I came across an old picture the other day of something that made me cringe. The picture was taken almost 30 years ago at the start of my “horse career,” and at the time I thought nothing of it. I have learned a lot in the ensuing years and now as I look at the picture I realize how the fit of the hackamore is all wrong. Do you see?
There are a few different types of hackamores – bosal, sidepull, jumping cavesson and the mechanical hackamore. All of these are designed to act on the nose and jaw of the horse, rather than the tongue and bars of the mouth as with a bit.
The bosal comes in varying sizes and weights and is used many times to start a young horse. It consists of a noseband with a large knot to which is attached a mecate – a long, braided rope that when tied on correctly has a closed loop rein and a leadrope. Some bosals may also have a throatlatch piece, called a fiador.
The sidepull has a noseband that fits tighter and has rings to attach reins. As the name suggests, this type of hackamore is used for lateral movements of the head.
A jumping cavesson is similar to a sidepull but is usually attached to an English bridle and the noseband is an even tighter fit than the sidepull, giving it more subtle control.

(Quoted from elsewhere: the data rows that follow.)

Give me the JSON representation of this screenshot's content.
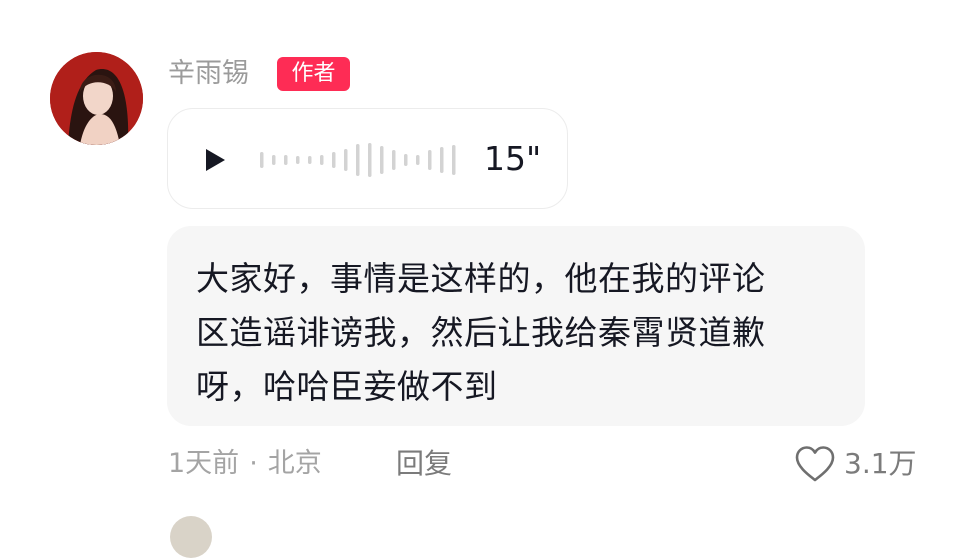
{
  "comment": {
    "username": "辛雨锡",
    "author_badge": "作者",
    "voice": {
      "duration": "15\""
    },
    "text_lines": [
      "大家好，事情是这样的，他在我的评论",
      "区造谣诽谤我，然后让我给秦霄贤道歉",
      "呀，哈哈臣妾做不到"
    ],
    "time_ago": "1天前",
    "separator": "·",
    "location": "北京",
    "reply_label": "回复",
    "like_count": "3.1万"
  },
  "icons": {
    "play": "play-icon",
    "heart": "heart-icon"
  },
  "colors": {
    "author_badge": "#fe2c55",
    "muted_text": "#a4a4a4",
    "bubble_bg": "#f6f6f6"
  }
}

A mechanical hackamore is not really a true “hackamore” as it has shanks and a curb chain, giving it quite a bit of leverage and can be very harsh in a rider with rough hands. It doesn’t have a lot of ease in turning a horse, unless the horse is trained to neck rein, but it does have considerable stopping power.
With all of the above hackamores - as with any bridle - the fit is all-important. The nose band should ride on the bone of the nose, not on the soft tissue below the nose bone as pressure there can cut off the wind of the horse, or can break the tip of the nose bone if it is sitting just on the edge of that bone.
So do you see why I cringed at the picture? With a strong pull, how would this horse be able to breath?